|Photo: Sara Krulwich, The New York Times|
Opened March 21st at Studio 54 Theatre
We meet Emcee (Alan Cumming), our story teller and Master of Ceremonies throughout the show, we’re told to leave our troubles at the door as he transports the audience to the oversexualized and seedy cabaret centric hotspot, the Kit Kat Klub. Set in a 1930’s Berlin, where English showgirl, Sally Bowles (Michelle Williams), is the sultry star of the show.
American writer, Cliff Bradshaw (Bill Heck), travels to Berlin in hopes of finding inspiration for his next novel, and soon after is befriended by a German man, Ernst Ludwig (Aaron Krohn), who encourages him to stay at a boarding house run by a sweet German lady named Fraulein Schneider. Later that evening Bradshaw finds his way to the Kit Kat Klub where he meets Sally, and sparks fly. Sally eventually moves in with Bradshaw after losing her job at the club and (surprise, surprise) becomes pregnant, although the father could be anyone according to her. Meanwhile Fraulein and her older male suitor Herr Schultz (who reveals his Jewish heritage when he blurs out “Mazel!”) begin heating up as he eventually brings her the most exotic of fruits from his store, the pineapple, and soon after they become engaged. Yet the marriage never happens after Fraulein is approached by Ernst Ludwig and black mailed, if she were to marry a Jew, her renting license may be taken away, he threatened. All of which is taking place while political and civil unrest begins to stir in a Pre WWII Nazi Germany, eventually causing Bradshaw to flee back to America.
As everyone tries to escape their troubles at the Kit Kat Klub through over indulging in Schnapps, sexual escapades, and song & dance…reality eventually finds them.
If you missed it in 1998 (or 1987), Cabaret is back on Broadway with the same late 90’s award winning trio Alan Cumming (Emcee), Sam Mendes (director), Rob Marshall (choreography.)Why mess with perfection?
Alan Cumming steals the show as the ultimate Master of Ceremonies, I couldn’t imagine anyone more perfect for this role.
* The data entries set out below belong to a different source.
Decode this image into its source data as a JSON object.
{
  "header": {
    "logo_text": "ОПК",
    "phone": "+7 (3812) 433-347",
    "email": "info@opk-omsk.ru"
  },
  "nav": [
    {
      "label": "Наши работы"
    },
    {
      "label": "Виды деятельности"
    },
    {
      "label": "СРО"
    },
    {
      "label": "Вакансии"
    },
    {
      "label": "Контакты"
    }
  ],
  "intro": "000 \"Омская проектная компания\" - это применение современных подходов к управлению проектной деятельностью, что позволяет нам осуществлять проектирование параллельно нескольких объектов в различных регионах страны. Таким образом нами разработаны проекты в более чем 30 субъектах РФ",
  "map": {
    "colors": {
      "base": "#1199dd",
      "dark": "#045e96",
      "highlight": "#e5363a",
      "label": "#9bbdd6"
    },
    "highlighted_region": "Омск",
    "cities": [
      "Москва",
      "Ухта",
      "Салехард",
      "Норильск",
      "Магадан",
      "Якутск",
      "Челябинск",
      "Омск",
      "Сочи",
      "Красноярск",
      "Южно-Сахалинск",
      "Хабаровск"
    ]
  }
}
Michelle Williams makes her Broadway debut as Sally Bowles, a British showgirl living in Berlin in the 1930’s. Williams is by no means pitch perfect but you can’t help but fall in love with her shabby chic voice that was endearing, likable, and real, as she honed in on her inner Marylin, after all she did play her in My Week with Marylin. I really appreciated how she invested herself emotionally into the part, as I saw real tears stream down her cheeks.
This was my first time seeing Linda Emond (Fraulein Schneider) on Broadway, she has the kind of face that looks so familiar, and that’s because she’s been in numerous movies and popular TV shows that we’ve all watched at some point. I really liked her performance.
One of my favorite parts of the show were the lingerie clad band members… the way the clarinet was meant to be played? Now, to rule Broadway you must sing, dance, and play an instrument! I like it.
Hands down, Alan Cumming, as it should be!
I think sitting at a stool or cocktail table on the orchestra level adds a lot to the over all experience of feeling like you’re a part of the Kit Kat Klub. The balcony is normal theatre seating.
Go! They’re obviously reviving it for a reason, it’s wonderful and highly entertaining. We thoroughly enjoyed every moment.
Cabaret came highly recommended by editor, Lucy Yeomans, of Porter magazine.